Robinhood Markets Inc.’s cryptocurrency arm expects to pay a $30 million fine to settle a New York state probe into its cybersecurity and anti-money-laundering practices, the mobile investing firm said in regulatory filings Monday, a sharp increase from an earlier estimate of the potential penalty.
Robinhood said in revised paperwork for a public listing that its crypto unit, Robinhood Crypto LLC, anticipates the payout as part of a proposed deal to end an investigation by financial regulators into allegedly lax security procedures.
“[Robinhood Crypto] and the [New York Department of Financial Services] have reached a settlement in principle with respect to these allegations, subject to final documentation, in connection with which, among other things, [Robinhood Crypto] expects to pay a monetary penalty of $30 million and engage a monitor,” the company said.

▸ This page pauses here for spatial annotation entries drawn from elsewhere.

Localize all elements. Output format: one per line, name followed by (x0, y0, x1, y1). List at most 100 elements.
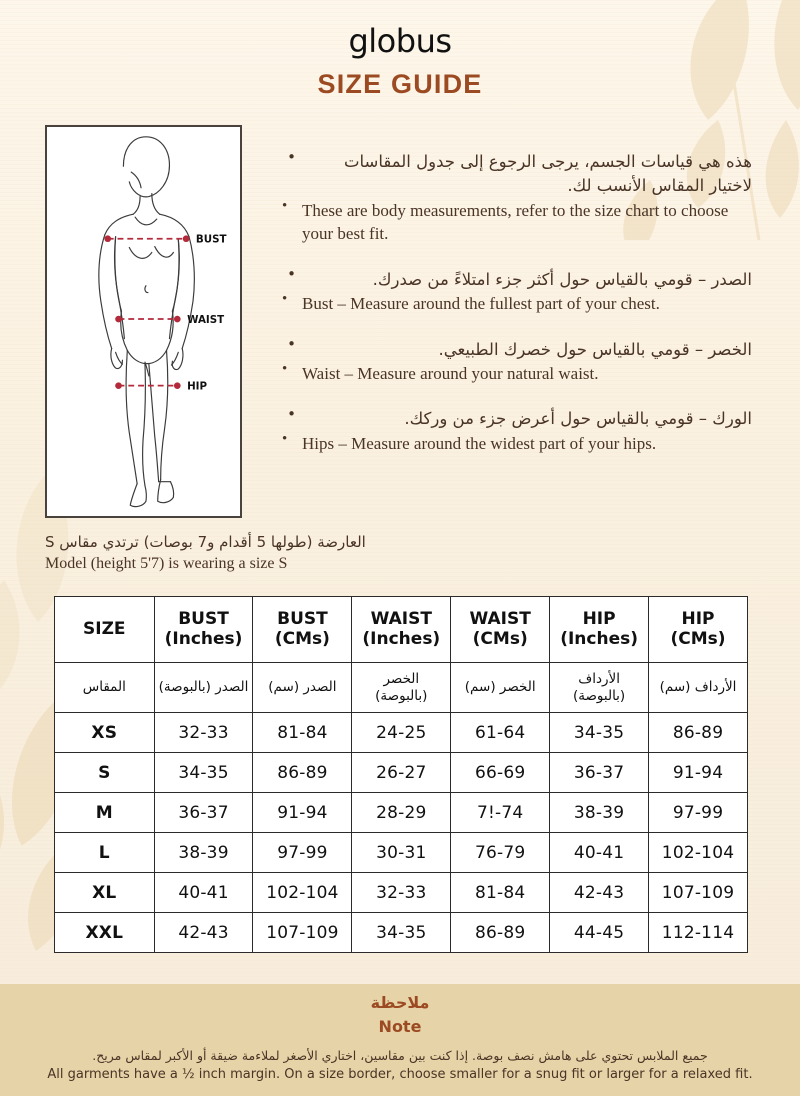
col-header-size: SIZE (54, 596, 155, 663)
col-header-line1: SIZE (83, 618, 126, 639)
cell-size: M (54, 792, 155, 833)
table-row: XXL 42-43 107-109 34-35 86-89 44-45 112-… (54, 912, 748, 953)
col-header-line2: (CMs) (274, 628, 330, 649)
cell-waist-inches: 34-35 (351, 912, 452, 953)
bullet-bust-ar: الصدر – قومي بالقياس حول أكثر جزء امتلاء… (282, 268, 752, 292)
col-header-line2: (Inches) (362, 628, 441, 649)
cell-bust-inches: 32-33 (153, 712, 254, 753)
col-header-line1: WAIST (469, 609, 531, 630)
cell-waist-inches: 30-31 (351, 832, 452, 873)
cell-size: S (54, 752, 155, 793)
instruction-group-waist: الخصر – قومي بالقياس حول خصرك الطبيعي. W… (282, 338, 752, 386)
bullet-waist-en: Waist – Measure around your natural wais… (282, 362, 752, 385)
cell-waist-cms: 86-89 (450, 912, 551, 953)
instruction-group-hips: الورك – قومي بالقياس حول أعرض جزء من ورك… (282, 407, 752, 455)
cell-size: XXL (54, 912, 155, 953)
col-header-waist-cms-ar: الخصر (سم) (450, 662, 551, 713)
bullet-intro-ar: هذه هي قياسات الجسم، يرجى الرجوع إلى جدو… (282, 150, 752, 199)
table-row: S 34-35 86-89 26-27 66-69 36-37 91-94 (54, 752, 748, 793)
col-header-line1: HIP (681, 609, 715, 630)
cell-size: XS (54, 712, 155, 753)
col-header-line1: WAIST (370, 609, 432, 630)
instruction-group-bust: الصدر – قومي بالقياس حول أكثر جزء امتلاء… (282, 268, 752, 316)
table-row: M 36-37 91-94 28-29 7!-74 38-39 97-99 (54, 792, 748, 833)
bust-label: BUST (196, 234, 227, 246)
cell-bust-inches: 38-39 (153, 832, 254, 873)
waist-label: WAIST (187, 314, 224, 326)
cell-hip-cms: 112-114 (648, 912, 748, 953)
cell-waist-inches: 24-25 (351, 712, 452, 753)
cell-bust-cms: 81-84 (252, 712, 353, 753)
hip-measure-line (115, 382, 181, 390)
bullet-text: الصدر – قومي بالقياس حول أكثر جزء امتلاء… (372, 269, 752, 289)
col-header-line2: (Inches) (164, 628, 243, 649)
table-row: L 38-39 97-99 30-31 76-79 40-41 102-104 (54, 832, 748, 873)
bullet-text: Bust – Measure around the fullest part o… (302, 294, 660, 314)
waist-measure-line (115, 315, 181, 323)
cell-bust-cms: 102-104 (252, 872, 353, 913)
col-header-hip-inches-ar: الأرداف (بالبوصة) (549, 662, 650, 713)
note-title-en: Note (378, 1017, 422, 1037)
cell-bust-cms: 97-99 (252, 832, 353, 873)
brand-logo: globus (348, 22, 452, 60)
col-header-hip-cms-ar: الأرداف (سم) (648, 662, 748, 713)
col-header-hip-inches: HIP (Inches) (549, 596, 650, 663)
cell-size: L (54, 832, 155, 873)
table-header-row-en: SIZE BUST (Inches) BUST (CMs) WAIST (Inc… (54, 596, 748, 663)
bullet-hips-ar: الورك – قومي بالقياس حول أعرض جزء من ورك… (282, 407, 752, 431)
col-header-bust-cms-ar: الصدر (سم) (252, 662, 353, 713)
cell-hip-cms: 86-89 (648, 712, 748, 753)
cell-hip-cms: 102-104 (648, 832, 748, 873)
col-header-waist-inches-ar: الخصر (بالبوصة) (351, 662, 452, 713)
note-title-ar: ملاحظة (370, 993, 430, 1012)
cell-hip-inches: 42-43 (549, 872, 650, 913)
cell-waist-cms: 66-69 (450, 752, 551, 793)
cell-waist-inches: 26-27 (351, 752, 452, 793)
col-header-waist-inches: WAIST (Inches) (351, 596, 452, 663)
cell-waist-cms: 7!-74 (450, 792, 551, 833)
bullet-dot-icon (282, 274, 296, 276)
bullet-hips-en: Hips – Measure around the widest part of… (282, 432, 752, 455)
cell-bust-inches: 40-41 (153, 872, 254, 913)
cell-size: XL (54, 872, 155, 913)
col-header-hip-cms: HIP (CMs) (648, 596, 748, 663)
cell-hip-inches: 44-45 (549, 912, 650, 953)
cell-hip-cms: 97-99 (648, 792, 748, 833)
col-header-size-ar: المقاس (54, 662, 155, 713)
bullet-text: الخصر – قومي بالقياس حول خصرك الطبيعي. (438, 339, 752, 359)
col-header-line2: (Inches) (560, 628, 638, 649)
cell-hip-inches: 34-35 (549, 712, 650, 753)
note-body-en: All garments have a ½ inch margin. On a … (47, 1067, 753, 1083)
bullet-intro-en: These are body measurements, refer to th… (282, 199, 752, 246)
page-title: SIZE GUIDE (317, 69, 483, 100)
bullet-text: Waist – Measure around your natural wais… (302, 363, 599, 383)
bullet-waist-ar: الخصر – قومي بالقياس حول خصرك الطبيعي. (282, 338, 752, 362)
cell-bust-inches: 36-37 (153, 792, 254, 833)
bullet-text: Hips – Measure around the widest part of… (302, 433, 657, 453)
cell-bust-inches: 34-35 (153, 752, 254, 793)
col-header-waist-cms: WAIST (CMs) (450, 596, 551, 663)
bullet-dot-icon (282, 344, 296, 346)
col-header-line1: HIP (582, 609, 616, 630)
cell-waist-inches: 32-33 (351, 872, 452, 913)
col-header-line1: BUST (277, 609, 328, 630)
cell-hip-inches: 36-37 (549, 752, 650, 793)
bullet-dot-icon (282, 157, 296, 159)
table-body: XS 32-33 81-84 24-25 61-64 34-35 86-89 S… (54, 712, 748, 953)
instruction-group-intro: هذه هي قياسات الجسم، يرجى الرجوع إلى جدو… (282, 150, 752, 246)
bullet-text: These are body measurements, refer to th… (302, 200, 729, 244)
col-header-bust-inches: BUST (Inches) (153, 596, 254, 663)
cell-hip-cms: 91-94 (648, 752, 748, 793)
bullet-bust-en: Bust – Measure around the fullest part o… (282, 292, 752, 315)
model-caption-ar: العارضة (طولها 5 أقدام و7 بوصات) ترتدي م… (45, 533, 366, 551)
size-chart-container: SIZE BUST (Inches) BUST (CMs) WAIST (Inc… (54, 596, 748, 953)
bullet-text: هذه هي قياسات الجسم، يرجى الرجوع إلى جدو… (343, 152, 752, 196)
model-caption-en: Model (height 5'7) is wearing a size S (45, 555, 288, 573)
col-header-bust-cms: BUST (CMs) (252, 596, 353, 663)
col-header-bust-inches-ar: الصدر (بالبوصة) (153, 662, 254, 713)
cell-bust-cms: 107-109 (252, 912, 353, 953)
col-header-line2: (CMs) (472, 628, 528, 649)
cell-waist-cms: 81-84 (450, 872, 551, 913)
cell-waist-inches: 28-29 (351, 792, 452, 833)
cell-hip-inches: 40-41 (549, 832, 650, 873)
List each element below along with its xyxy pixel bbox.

Menlo Park, Calif.-based Robinhood first disclosed the investigation earlier this month when it filed paperwork to go public. The company told investors at the time that a proposed settlement with the New York Department of Financial Services would require Robinhood’s crypto brokerage to engage a monitor and pay a fine of at least $10 million.
A spokeswoman for Robinhood declined to comment. A NYDFS representative said the investigation is ongoing and declined to comment further.
In its initial filings to go public, Robinhood said New York regulators alleged “certain deficiencies in our policies and procedures regarding risk assessment, lack of an adequate incident response and business continuity plan, and deficiencies in our application development security.” The company has shared few other details.
NYDFS requires financial firms to have anti-money-laundering programs that include collecting basic customer data, responding to law-enforcement requests and evaluating transactions for risks such as sanction violations. The agency also mandates that companies maintain cyber defenses and contingency plans in the event of a hack.
State and federal regulators have ramped up their scrutiny of cyber protections of privately owned critical infrastructure, such as financial services firms, as foreign intelligence agencies and hacking groups target more U.S. companies.
U.S. officials at the same time are increasing scrutiny of crypto transactions, many of which run through foreign exchanges, in the hope of spotting criminal activities such as tax evasion or digital ransom payments.
Robinhood expects its initial public offering to value the company, which boomed as retail investors poured money into markets, at about $33 billion.